Inspired by the delamination-induced singularity of shear strains, MSGs have been utilized for the identification of delamination in fiber-reinforced composite laminates; however, insensitivity to initial delamination hinders its applicability to the early-stage diagnosis of laminated composite structures. To overcome this barrier, the MMF is proposed to modulate the MSG, by which a new concept of EMSG is formulated for the identification of initial delamination in fiber-reinforced composite laminates. The capacity of the approach is experimentally validated on a CFRP laminate with initial delamination, whose mode shapes are acquired via non-contact laser measurement using an SLV. The experimental results reveal that the EMSG-based approach can graphically characterize the presence, location, and size of the initial delamination. Some conclusions are as follows.

(1)

Due to the difficulty in finding the optimal scale parameter of the MSG, the singularity peak induced by initial delamination cannot be thoroughly isolated from the global component. In consequence, the singularity peak can be largely obscured by the global component, which hinders the capacity of the MSG for identifying initial delamination in fiber-reinforced composite laminates.

(2)

The MMF with the optimal frequency translation parameters can enhance the EMSG to concentrate in a narrow wavenumber band, which is dominated by the damage-induced peak.
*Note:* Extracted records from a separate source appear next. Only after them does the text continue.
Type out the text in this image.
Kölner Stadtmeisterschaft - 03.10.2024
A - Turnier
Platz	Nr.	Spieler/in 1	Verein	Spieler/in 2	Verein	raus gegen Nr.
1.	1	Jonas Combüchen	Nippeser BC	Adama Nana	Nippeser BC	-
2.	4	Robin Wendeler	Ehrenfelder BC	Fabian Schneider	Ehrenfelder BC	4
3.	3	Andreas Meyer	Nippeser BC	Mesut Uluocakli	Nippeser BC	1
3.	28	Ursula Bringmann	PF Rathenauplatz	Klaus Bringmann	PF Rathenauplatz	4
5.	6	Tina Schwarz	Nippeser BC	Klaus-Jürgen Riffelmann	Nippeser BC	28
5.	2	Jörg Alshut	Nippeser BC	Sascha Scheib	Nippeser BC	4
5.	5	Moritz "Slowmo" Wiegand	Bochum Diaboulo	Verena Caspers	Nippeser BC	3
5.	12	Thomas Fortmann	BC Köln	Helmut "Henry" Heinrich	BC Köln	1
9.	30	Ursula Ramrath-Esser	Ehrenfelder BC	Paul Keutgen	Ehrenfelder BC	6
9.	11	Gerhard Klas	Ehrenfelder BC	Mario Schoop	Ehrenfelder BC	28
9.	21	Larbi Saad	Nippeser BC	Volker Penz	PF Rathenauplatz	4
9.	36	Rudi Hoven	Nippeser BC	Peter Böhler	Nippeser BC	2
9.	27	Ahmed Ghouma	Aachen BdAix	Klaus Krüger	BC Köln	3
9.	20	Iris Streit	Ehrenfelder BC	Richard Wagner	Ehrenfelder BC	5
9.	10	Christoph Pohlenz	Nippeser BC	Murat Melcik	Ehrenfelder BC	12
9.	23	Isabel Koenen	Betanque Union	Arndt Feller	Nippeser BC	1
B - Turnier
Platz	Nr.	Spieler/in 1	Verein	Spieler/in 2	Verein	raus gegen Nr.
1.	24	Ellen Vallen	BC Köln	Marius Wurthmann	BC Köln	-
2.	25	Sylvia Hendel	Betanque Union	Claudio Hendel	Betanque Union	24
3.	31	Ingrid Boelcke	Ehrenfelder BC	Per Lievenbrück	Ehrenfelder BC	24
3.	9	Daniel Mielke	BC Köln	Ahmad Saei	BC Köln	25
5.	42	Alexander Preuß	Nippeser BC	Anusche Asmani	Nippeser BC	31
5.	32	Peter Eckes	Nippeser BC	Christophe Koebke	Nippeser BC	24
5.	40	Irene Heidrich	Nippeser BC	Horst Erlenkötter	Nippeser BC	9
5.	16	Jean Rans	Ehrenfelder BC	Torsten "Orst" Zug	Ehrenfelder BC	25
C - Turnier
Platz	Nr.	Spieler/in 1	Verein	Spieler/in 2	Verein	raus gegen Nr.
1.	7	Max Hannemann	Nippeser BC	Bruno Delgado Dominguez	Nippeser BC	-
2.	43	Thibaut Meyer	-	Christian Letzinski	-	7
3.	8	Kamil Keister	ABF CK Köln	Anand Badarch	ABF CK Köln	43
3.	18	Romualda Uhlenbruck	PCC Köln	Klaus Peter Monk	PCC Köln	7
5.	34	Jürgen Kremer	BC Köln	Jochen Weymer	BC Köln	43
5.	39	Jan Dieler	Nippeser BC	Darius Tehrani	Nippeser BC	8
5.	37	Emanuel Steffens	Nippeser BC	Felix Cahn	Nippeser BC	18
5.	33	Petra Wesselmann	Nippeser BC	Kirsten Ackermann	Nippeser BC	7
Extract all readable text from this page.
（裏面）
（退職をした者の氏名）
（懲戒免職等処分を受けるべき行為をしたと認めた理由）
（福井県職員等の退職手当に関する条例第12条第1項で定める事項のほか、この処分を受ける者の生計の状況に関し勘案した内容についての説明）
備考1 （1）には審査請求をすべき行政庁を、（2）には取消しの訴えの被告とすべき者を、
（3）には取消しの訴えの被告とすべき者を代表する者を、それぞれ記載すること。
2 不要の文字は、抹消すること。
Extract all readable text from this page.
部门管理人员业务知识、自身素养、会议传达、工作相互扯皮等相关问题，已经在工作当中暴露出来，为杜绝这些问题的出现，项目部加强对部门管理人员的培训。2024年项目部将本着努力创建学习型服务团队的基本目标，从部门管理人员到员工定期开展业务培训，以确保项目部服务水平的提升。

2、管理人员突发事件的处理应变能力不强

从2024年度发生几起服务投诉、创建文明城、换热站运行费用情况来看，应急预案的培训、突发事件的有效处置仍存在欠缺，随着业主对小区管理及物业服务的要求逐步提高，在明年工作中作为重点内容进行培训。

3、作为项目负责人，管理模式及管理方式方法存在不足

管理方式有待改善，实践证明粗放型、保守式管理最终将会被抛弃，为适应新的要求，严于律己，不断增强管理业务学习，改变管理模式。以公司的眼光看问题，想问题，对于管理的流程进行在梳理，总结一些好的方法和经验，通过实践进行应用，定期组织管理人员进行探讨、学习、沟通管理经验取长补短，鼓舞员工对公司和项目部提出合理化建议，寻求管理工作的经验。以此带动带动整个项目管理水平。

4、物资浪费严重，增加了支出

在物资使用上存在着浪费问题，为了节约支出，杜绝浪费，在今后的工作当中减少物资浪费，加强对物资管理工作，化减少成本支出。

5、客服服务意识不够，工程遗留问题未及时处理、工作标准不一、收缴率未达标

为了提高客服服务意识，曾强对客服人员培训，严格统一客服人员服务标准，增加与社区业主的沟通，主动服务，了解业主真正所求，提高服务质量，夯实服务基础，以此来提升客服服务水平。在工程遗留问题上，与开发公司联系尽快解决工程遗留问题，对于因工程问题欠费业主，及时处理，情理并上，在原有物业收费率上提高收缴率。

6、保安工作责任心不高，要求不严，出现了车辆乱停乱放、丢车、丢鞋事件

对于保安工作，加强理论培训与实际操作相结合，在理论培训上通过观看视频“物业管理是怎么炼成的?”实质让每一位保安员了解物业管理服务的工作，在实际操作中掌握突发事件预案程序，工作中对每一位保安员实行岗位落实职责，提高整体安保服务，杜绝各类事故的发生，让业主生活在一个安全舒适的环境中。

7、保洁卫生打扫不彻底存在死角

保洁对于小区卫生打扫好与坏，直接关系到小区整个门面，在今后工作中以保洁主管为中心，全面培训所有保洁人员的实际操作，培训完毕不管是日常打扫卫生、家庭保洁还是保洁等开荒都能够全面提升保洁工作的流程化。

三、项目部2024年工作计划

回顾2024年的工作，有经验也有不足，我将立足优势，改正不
In that situation, the EMSG can focus on the damage features and extract them for the identification of initial delamination. To be specific, the delamination-induced peak in the EMSG can be isolated from the global component, whereby the presence, location, and size of the initial delamination can be graphically characterized.

(3)

The EMDI built on a single mode shape may contain insufficient features of the initial delamination. To extract the full features of the initial delamination, an integrating scheme is utilized to fuse the delamination-induced singularity peaks associated with multiple mode shapes, whereby the FEMDI is formulated with the intersection of multiple EMDIs.